I could go on. I will not. The problem for Kerry, then, is not that George Bush’s administration has been a resounding success. It is that John Kerry’s campaign thus far has been a failure. This American Prospectarticle by Thomas Oliphant of the Boston Globe makes one of the more compelling cases for Kerry’s leadership that I have read. Why can’t the democrats make this case? It is partially because they got caught up in the Vietnam tit-for-tat. Some have blamed Kerry for making Vietnam too large a part of his campaign (those who have claimed it is the sole basis for his campaign are either liars or demagogues or not so sharp, a differentiation I simply do not find cost-effective to make) and yet that seems a rather odd criticism to make about a candidate who served in war given that the GOP has tended to portray their war heroes front and center. Or is 1996 all that far removed from our memory banks? But when the Swift Boat veterans for “Truth” came out with their smear campaign, riddled with lies, obfuscations and calumnies, Kerry had to respond. The discussion became about Vietnam, then, not because Kerry made it such a large portion of his campaign, but because the GOP decided to smear Kerry’s biography. Not the sign of a party especially confident in their own party’s record. Then again, why should they be?
So here we find ourselves, caught up in what is becoming an increasingly ugly situation that further buries the issues. If the most recent documents about President Bush are found to be forgeries, there needs to be an accounting, though no one has yet linked the Kerry campaign to the documents in any way. Of course the debate over these documents manages to sweep under the rug a range of newly revealed information about Bush’s service that might ordinarily make some of his supporters blush, but it seems that at least some conservatives have lost the capacity for corpuscles to do whatever it is that they do to make us reveal our shame on our faces. Then again, perhaps they just have no shame.

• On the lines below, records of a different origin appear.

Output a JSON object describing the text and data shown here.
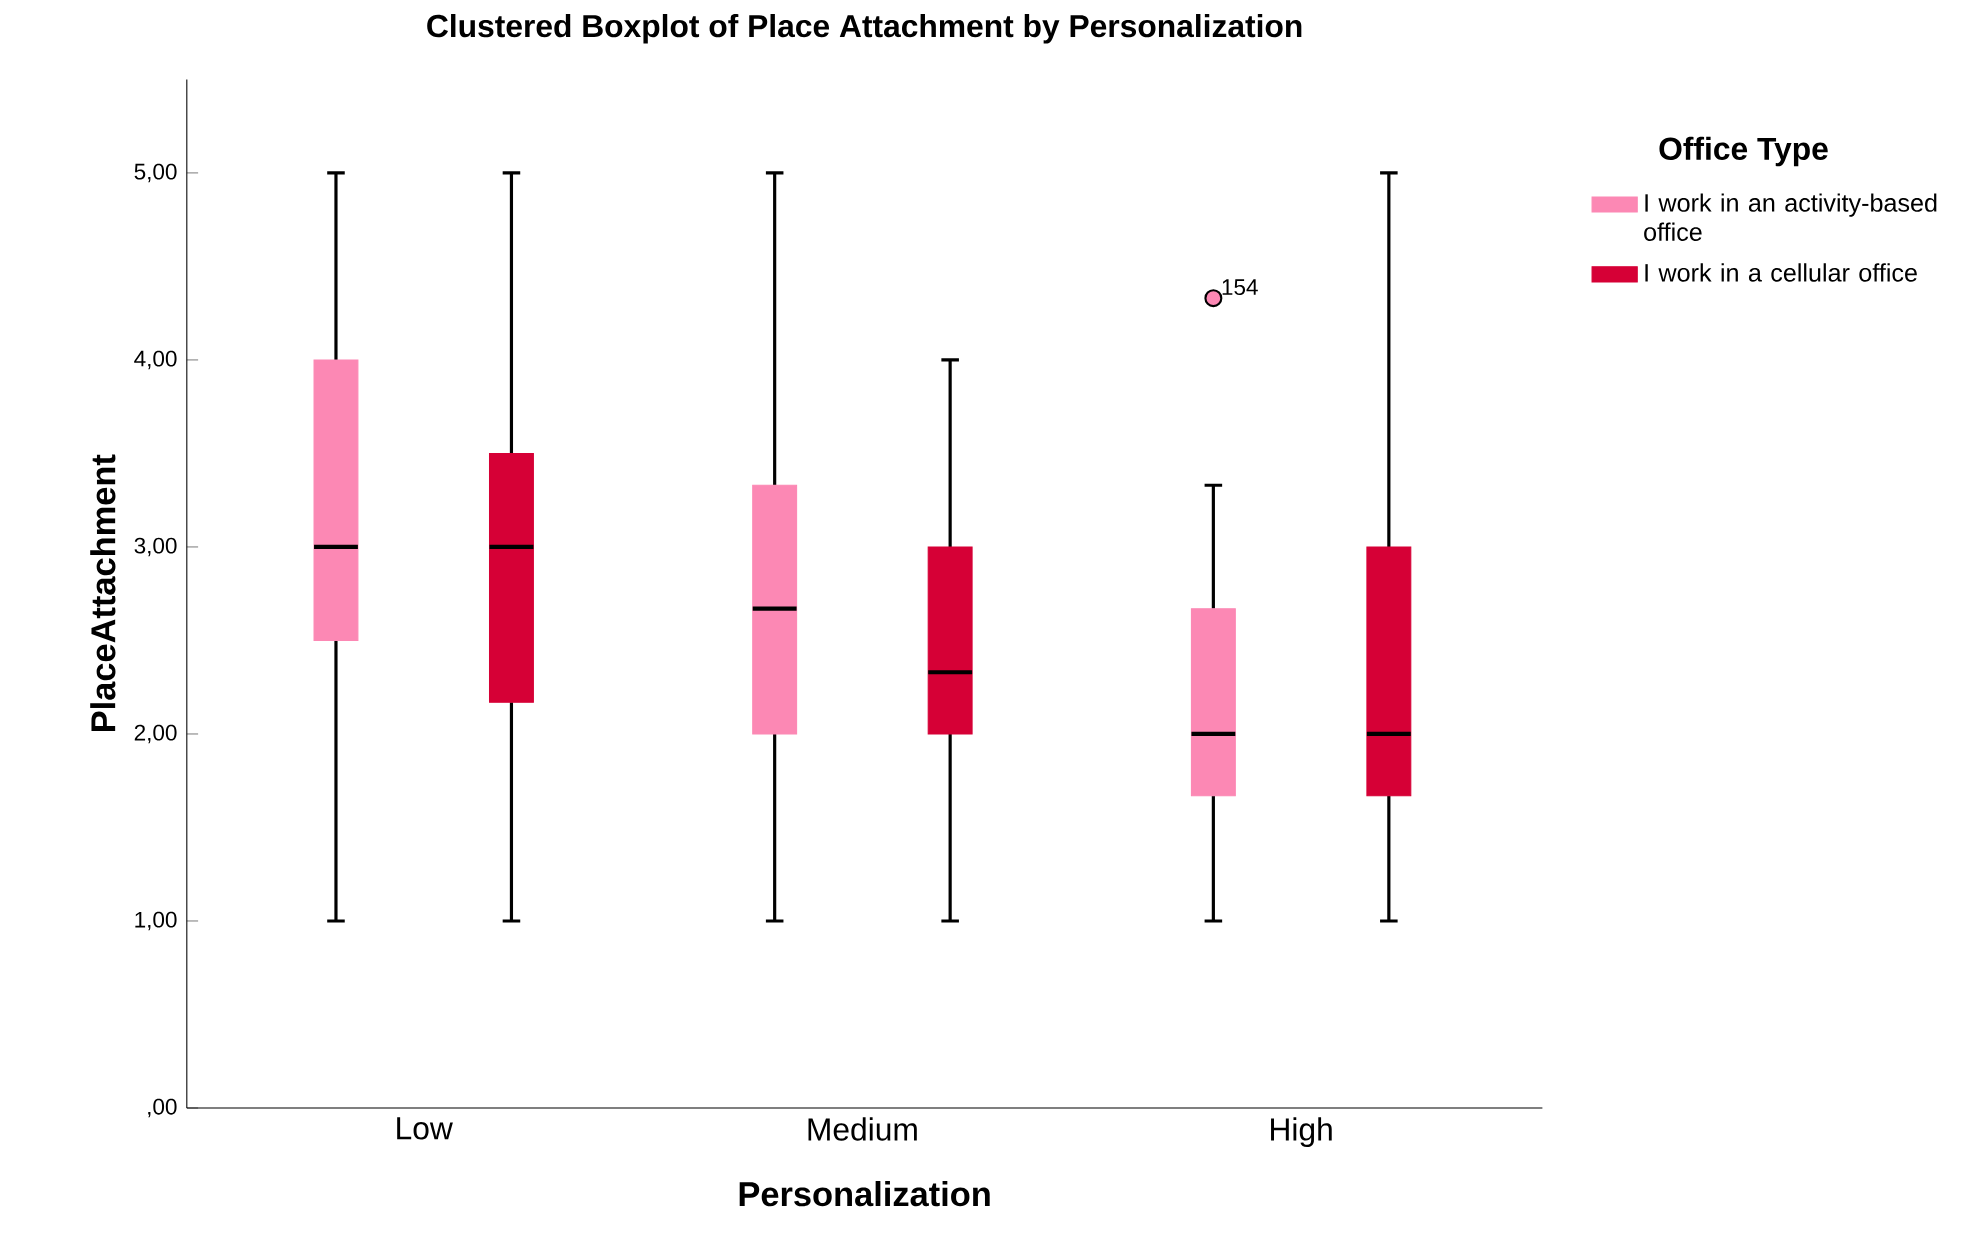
{
  "chart_data": {
    "type": "box",
    "title": "Clustered Boxplot of Place Attachment by Personalization",
    "xlabel": "Personalization",
    "ylabel": "PlaceAttachment",
    "legend_title": "Office Type",
    "legend": "right",
    "categories": [
      "Low",
      "Medium",
      "High"
    ],
    "ylim": [
      0,
      5.5
    ],
    "yticks": [
      {
        "value": 0,
        "label": ",00"
      },
      {
        "value": 1,
        "label": "1,00"
      },
      {
        "value": 2,
        "label": "2,00"
      },
      {
        "value": 3,
        "label": "3,00"
      },
      {
        "value": 4,
        "label": "4,00"
      },
      {
        "value": 5,
        "label": "5,00"
      }
    ],
    "series": [
      {
        "name": "I work in an activity-based office",
        "color": "#fc88b4",
        "boxes": [
          {
            "low": 1,
            "q1": 2.5,
            "median": 3,
            "q3": 4,
            "high": 5
          },
          {
            "low": 1,
            "q1": 2,
            "median": 2.67,
            "q3": 3.33,
            "high": 5
          },
          {
            "low": 1,
            "q1": 1.67,
            "median": 2,
            "q3": 2.67,
            "high": 3.33,
            "outliers": [
              4.33
            ]
          }
        ]
      },
      {
        "name": "I work in a cellular office",
        "color": "#d60036",
        "boxes": [
          {
            "low": 1,
            "q1": 2.17,
            "median": 3,
            "q3": 3.5,
            "high": 5
          },
          {
            "low": 1,
            "q1": 2,
            "median": 2.33,
            "q3": 3,
            "high": 4
          },
          {
            "low": 1,
            "q1": 1.67,
            "median": 2,
            "q3": 3,
            "high": 5
          }
        ]
      }
    ],
    "annotations": [
      "154"
    ]
  }
}
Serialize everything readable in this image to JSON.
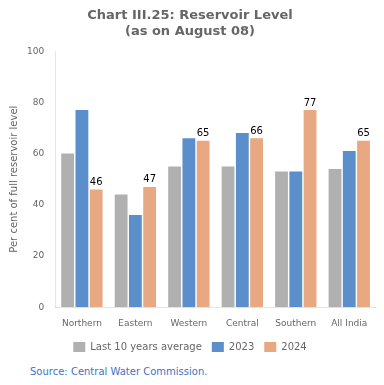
{
  "chart_data": {
    "type": "bar",
    "title": "Chart III.25: Reservoir Level\n(as on August 08)",
    "categories": [
      "Northern",
      "Eastern",
      "Western",
      "Central",
      "Southern",
      "All India"
    ],
    "series": [
      {
        "name": "Last 10 years average",
        "color": "#b0b0b0",
        "values": [
          60,
          44,
          55,
          55,
          53,
          54
        ]
      },
      {
        "name": "2023",
        "color": "#5b8fcb",
        "values": [
          77,
          36,
          66,
          68,
          53,
          61
        ]
      },
      {
        "name": "2024",
        "color": "#e8a882",
        "values": [
          46,
          47,
          65,
          66,
          77,
          65
        ],
        "data_labels": true
      }
    ],
    "ylabel": "Per cent of full reservoir level",
    "ylim": [
      0,
      100
    ],
    "yticks": [
      0,
      20,
      40,
      60,
      80,
      100
    ],
    "grid": false,
    "legend": "bottom",
    "source": "Source: Central Water Commission."
  }
}
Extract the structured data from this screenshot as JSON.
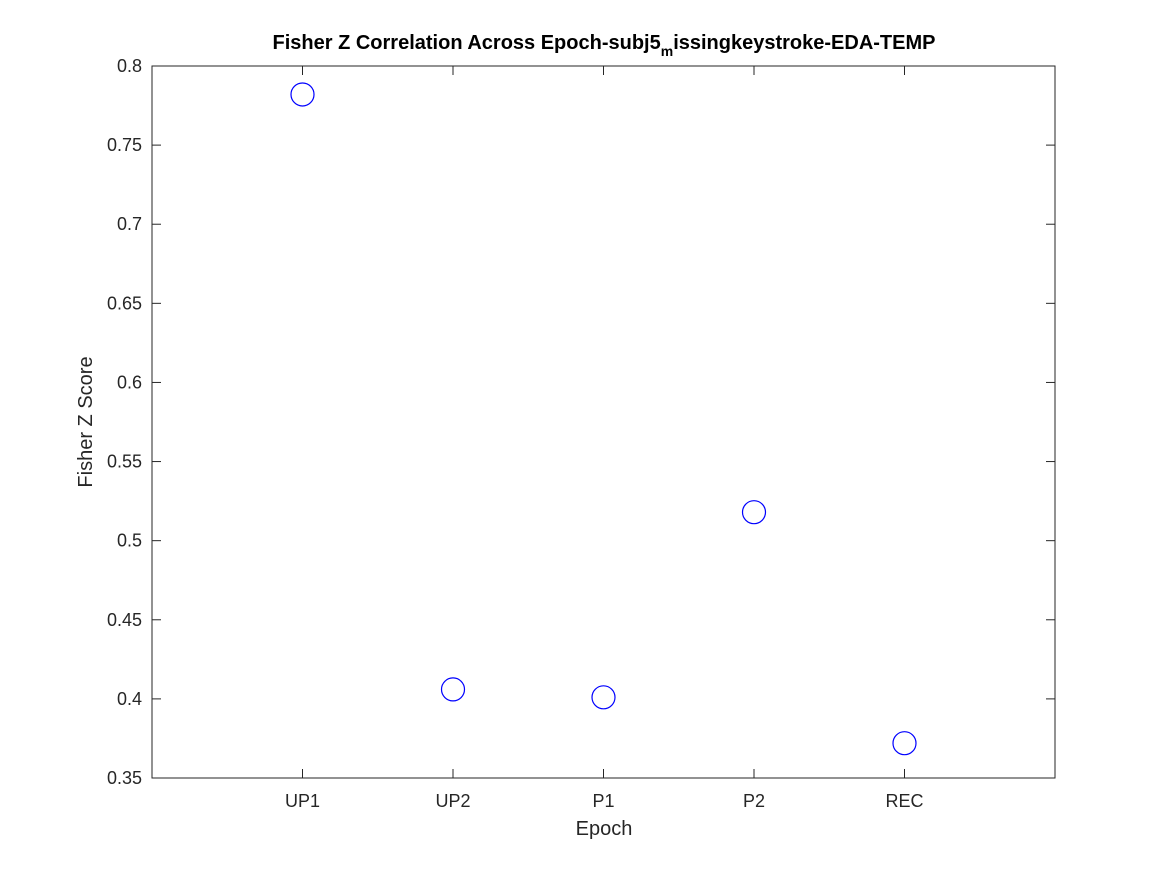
{
  "title": {
    "main": "Fisher Z Correlation Across Epoch-subj5",
    "subscript": "m",
    "rest": "issingkeystroke-EDA-TEMP"
  },
  "chart_data": {
    "type": "scatter",
    "title": "Fisher Z Correlation Across Epoch-subj5_missingkeystroke-EDA-TEMP",
    "xlabel": "Epoch",
    "ylabel": "Fisher Z Score",
    "categories": [
      "UP1",
      "UP2",
      "P1",
      "P2",
      "REC"
    ],
    "values": [
      0.782,
      0.406,
      0.401,
      0.518,
      0.372
    ],
    "ylim": [
      0.35,
      0.8
    ],
    "yticks": [
      0.35,
      0.4,
      0.45,
      0.5,
      0.55,
      0.6,
      0.65,
      0.7,
      0.75,
      0.8
    ],
    "ytick_labels": [
      "0.35",
      "0.4",
      "0.45",
      "0.5",
      "0.55",
      "0.6",
      "0.65",
      "0.7",
      "0.75",
      "0.8"
    ],
    "xlim": [
      0,
      6
    ],
    "marker": "circle-open",
    "marker_color": "#0000ff",
    "grid": false,
    "legend": "none"
  }
}
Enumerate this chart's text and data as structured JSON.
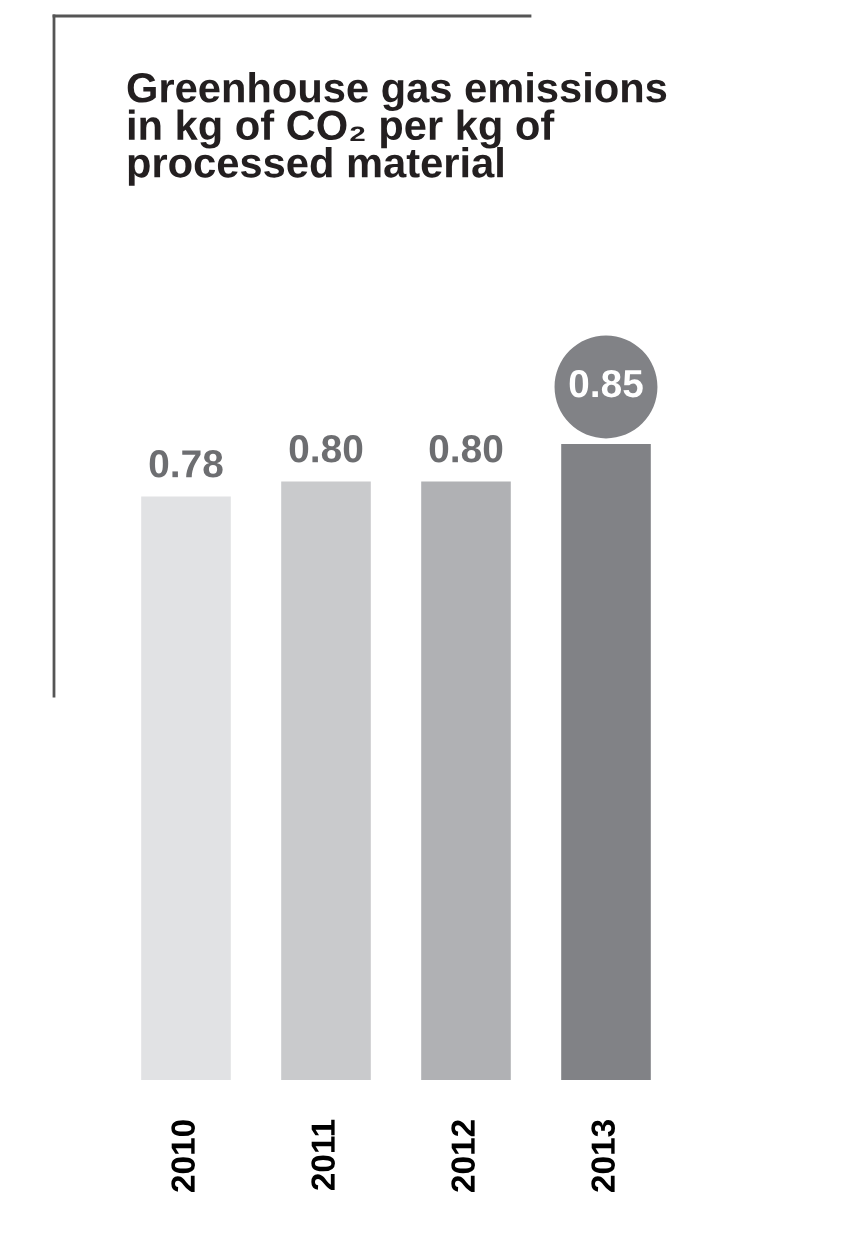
{
  "chart_data": {
    "type": "bar",
    "title": "Greenhouse gas emissions\nin kg of CO₂ per kg of\nprocessed material",
    "categories": [
      "2010",
      "2011",
      "2012",
      "2013"
    ],
    "values": [
      0.78,
      0.8,
      0.8,
      0.85
    ],
    "colors": [
      "#e1e2e4",
      "#c9cacc",
      "#b0b1b4",
      "#818286"
    ],
    "value_labels": [
      "0.78",
      "0.80",
      "0.80",
      "0.85"
    ],
    "tick_labels": "x",
    "grid": false,
    "legend": false
  }
}
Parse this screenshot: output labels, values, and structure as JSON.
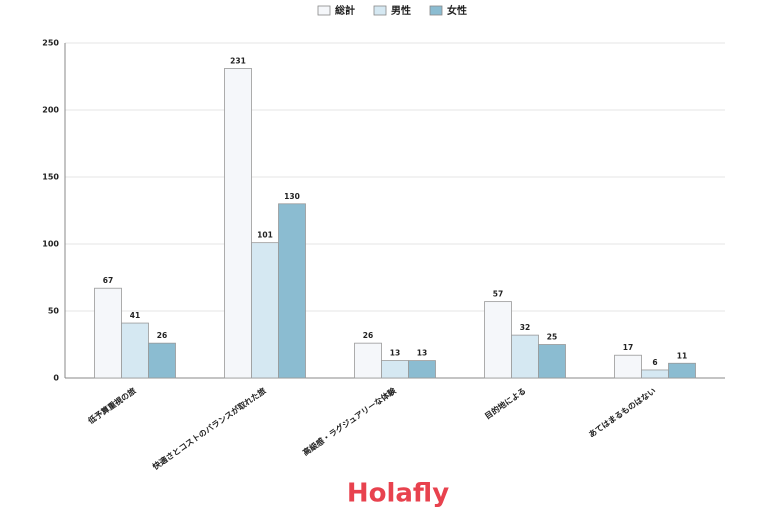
{
  "chart_data": {
    "type": "bar",
    "categories": [
      "低予算重視の旅",
      "快適さとコストのバランスが取れた旅",
      "高級感・ラグジュアリーな体験",
      "目的地による",
      "あてはまるものはない"
    ],
    "series": [
      {
        "name": "総計",
        "color": "#f5f7fa",
        "values": [
          67,
          231,
          26,
          57,
          17
        ]
      },
      {
        "name": "男性",
        "color": "#d5e8f2",
        "values": [
          41,
          101,
          13,
          32,
          6
        ]
      },
      {
        "name": "女性",
        "color": "#8bbcd1",
        "values": [
          26,
          130,
          13,
          25,
          11
        ]
      }
    ],
    "ylim": [
      0,
      250
    ],
    "yticks": [
      0,
      50,
      100,
      150,
      200,
      250
    ],
    "grid": true,
    "legend": "top"
  },
  "logo": "Holafly"
}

The problem, then, is twofold. On the one hand, Kerry is not making his case. On the other, the media and the GOP are doing a pretty good job of making sure that the issues that dominate are the ones that have little to do with who will be a better president or leader, whose record is stronger (or weaker), and who most should be president. There is enough blame to go around. It is too bad that none of it will amount to anything when the votes are cast.